The three items were non-cash items and did not affect the operating budget, one source said.
An ABC spokeswoman said: “The usual and proper audit pro- cess was followed and the accounts have been signed off by independent auditors. The financial statements will be fully disclosed in the annual report. There has not been an accounting error.”
The ABC annual report, which is tabled in parliament, is generally released in October.
The annual accounts issue is separate to the funding issues surrounding the Grant Ideas Grant.
Staff were asked to vote on projects and a panel featuring managers and executives chose the successful pitches in July last year.
But several projects have proved controversial and been attacked by commercial media rivals who say the ABC is abusing its government funding to harm commercial rivals. Such accusations are the subject of a government inquiry into commercial neutrality, which closed its consultation period in June.
ABC Life was criticised for its multi-million-dollar budget and for replicating recipes and relationships advice found in women’s magazines and on websites such as MamaMia.
Helen McCabe, Nine’s director of digital content who launched the 9 Honey lifestyle website, said the decision to divert resources from newsgathering was “a little bit baffling and a bit disappointing”. Fairfax Media and Junkee Media said ABC Life was not needed.
ABC Kids Listen, an audio service aimed a working families, was attacked in a stinging submission to the competitive neutrality panel from commercial children’s audio service Kinderling.
Kinderling managing director Evan Kaldor said the company’s meetings with the ABC and the launch of ABC Kids Listen was a “troubling precedent”.
“A start-up decides to test the market for a new media space.
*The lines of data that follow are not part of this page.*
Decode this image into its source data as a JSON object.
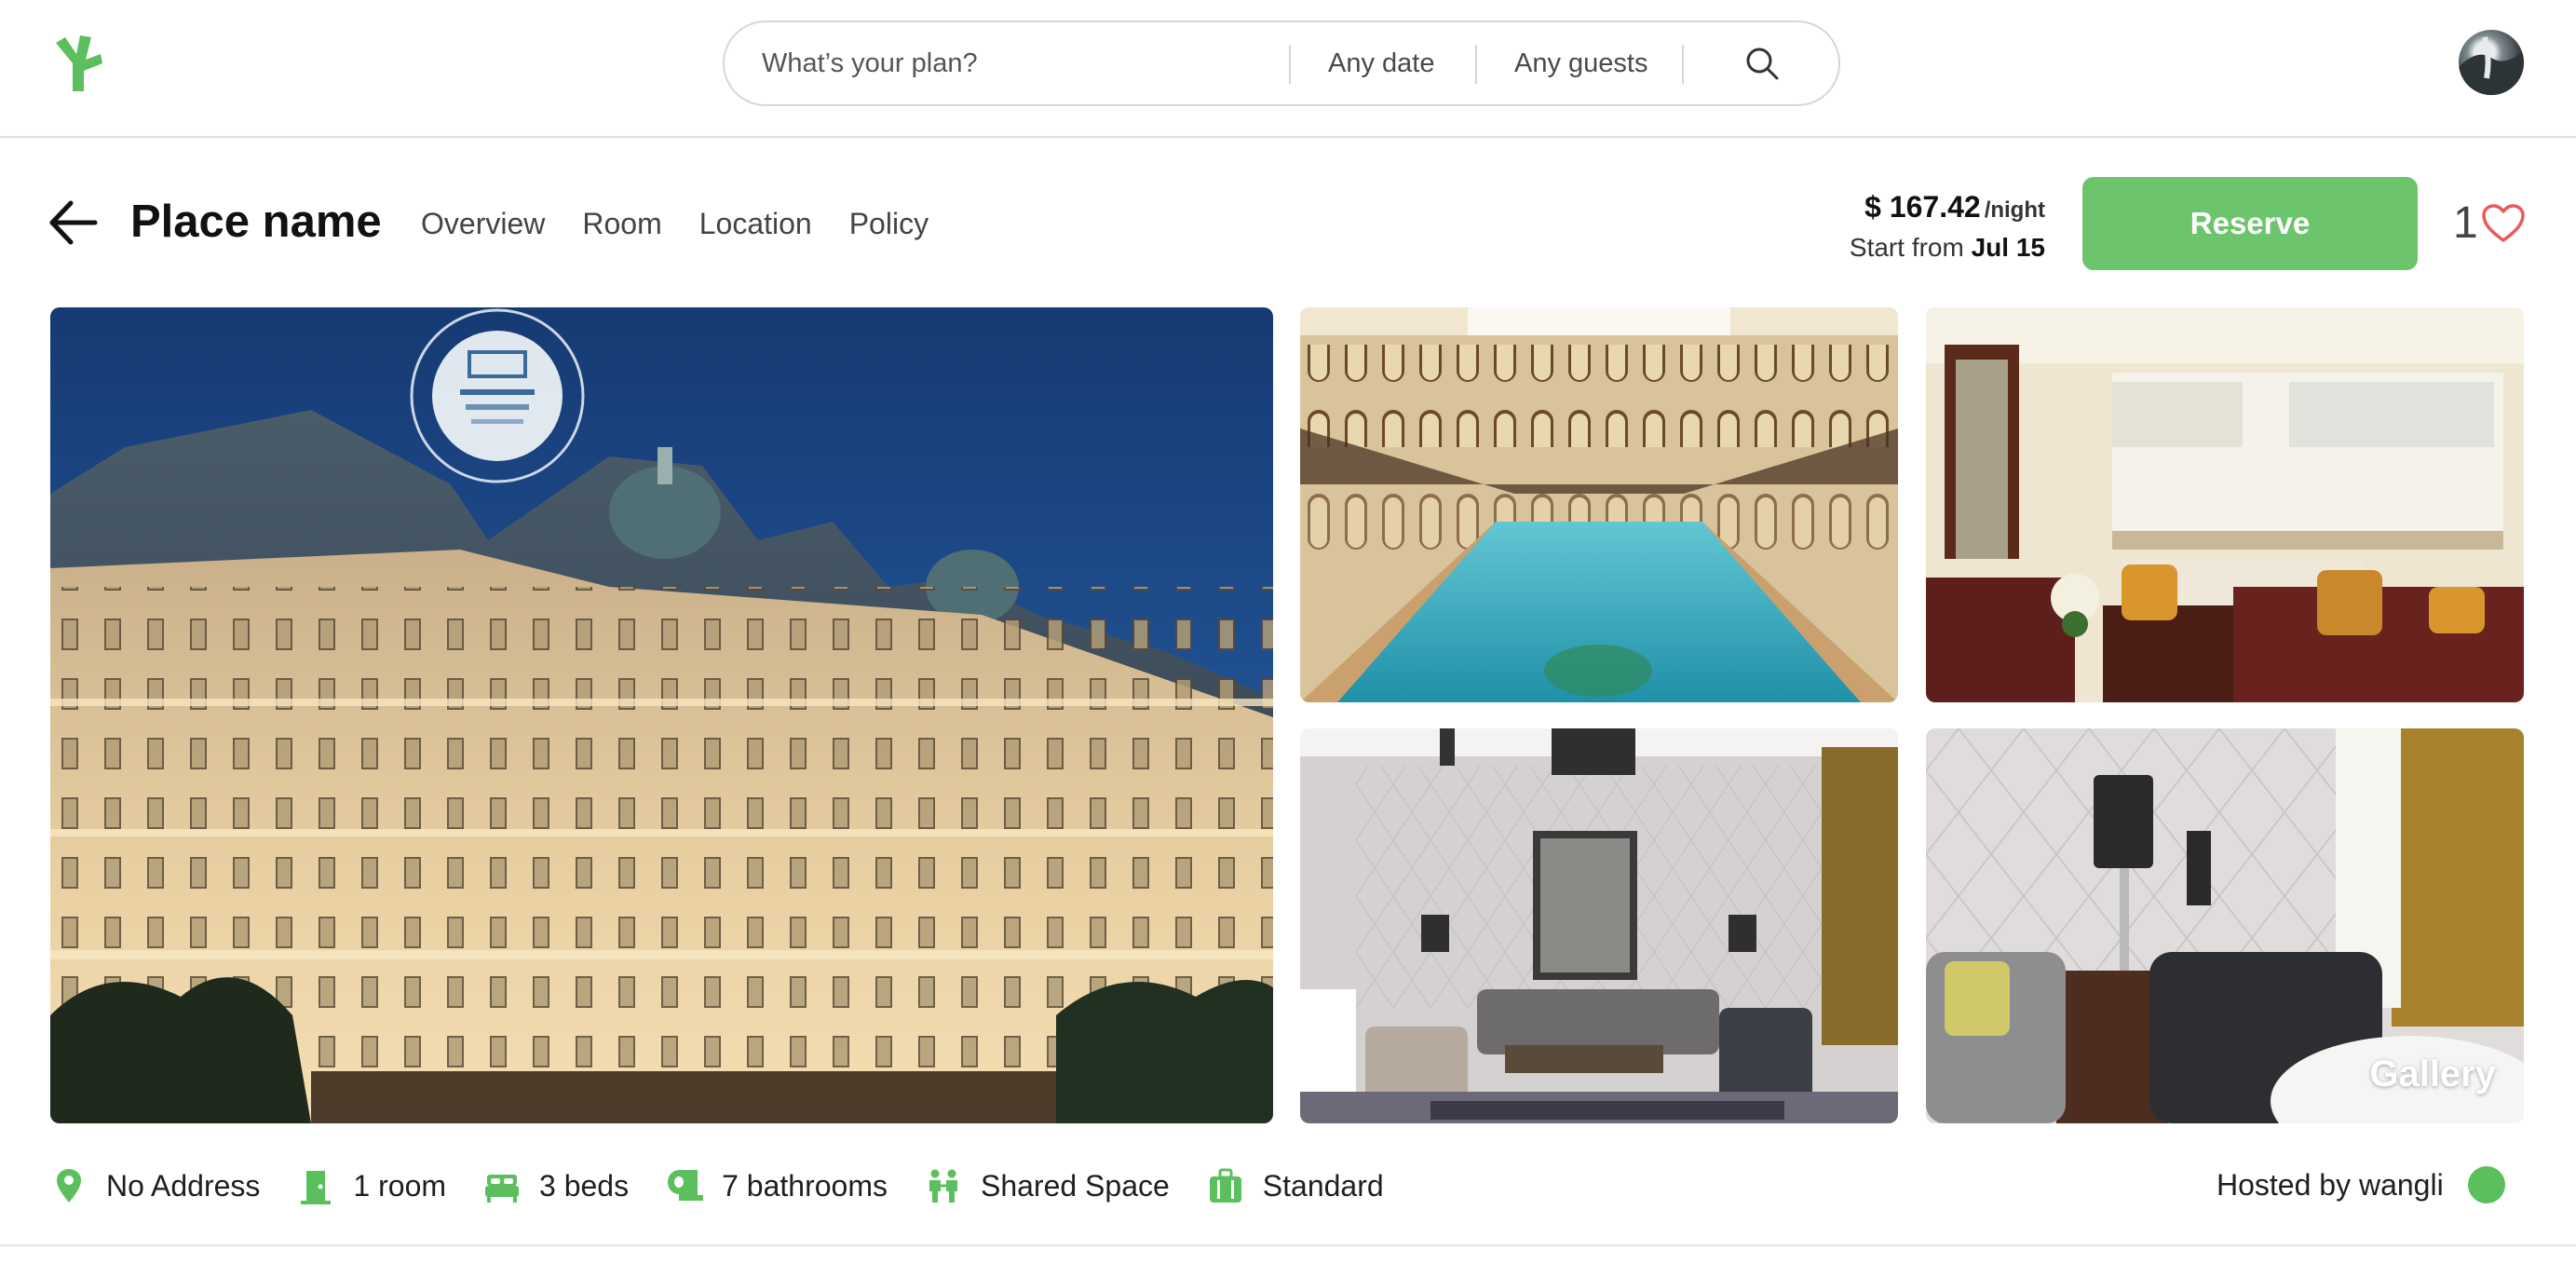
{
  "colors": {
    "brand": "#5bbf5d",
    "reserve": "#6cc56d",
    "heart": "#e85a5a",
    "border": "#d6d6d6"
  },
  "topbar": {
    "logo_icon": "leaf-sprout-icon",
    "search": {
      "plan_placeholder": "What’s your plan?",
      "date": "Any date",
      "guests": "Any guests",
      "icon": "search-icon"
    },
    "avatar": "user-avatar"
  },
  "header": {
    "back_icon": "arrow-left-icon",
    "place_name": "Place name",
    "tabs": [
      {
        "label": "Overview"
      },
      {
        "label": "Room"
      },
      {
        "label": "Location"
      },
      {
        "label": "Policy"
      }
    ],
    "price": "$ 167.42",
    "price_unit": "/night",
    "start_prefix": "Start from",
    "start_date": "Jul 15",
    "reserve_label": "Reserve",
    "favorite_count": "1",
    "favorite_icon": "heart-icon"
  },
  "gallery": {
    "label": "Gallery",
    "photos": [
      {
        "subject": "hotel-exterior-night"
      },
      {
        "subject": "indoor-pool"
      },
      {
        "subject": "kitchen-living-room"
      },
      {
        "subject": "living-room"
      },
      {
        "subject": "lamp-and-chair"
      }
    ]
  },
  "amenities": [
    {
      "icon": "location-pin-icon",
      "label": "No Address"
    },
    {
      "icon": "door-icon",
      "label": "1 room"
    },
    {
      "icon": "bed-icon",
      "label": "3 beds"
    },
    {
      "icon": "toilet-paper-icon",
      "label": "7 bathrooms"
    },
    {
      "icon": "people-icon",
      "label": "Shared Space"
    },
    {
      "icon": "briefcase-icon",
      "label": "Standard"
    }
  ],
  "host": {
    "label": "Hosted by wangli"
  }
}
The public broadcaster watches. The start-up proves the existence of an audience or the demand for a new programming format,” he said.
Kinderling said the ABC could give any new project a small innovation budget, but mask the true cost of its content and marketing budgets, due to its extensive resources.
“The public broadcaster adopts the same or similar format and enters at scale supported by a deep library of content and a substantial marketing machine,” it said.
“The public broadcaster has tremendous latitude based on the absence of an imperative for a commercial return. The ABC wins the space and takes all the audience.
“Kinderling asks — is this the type of competition the panel believes is in the public interest?”
This year Ms Guthrie faces government-led reviews into efficiency and competitive neutrality, and in next year’s federal budget the government will set the ABC’s triennial funding, including an indexation freeze of $83.7m.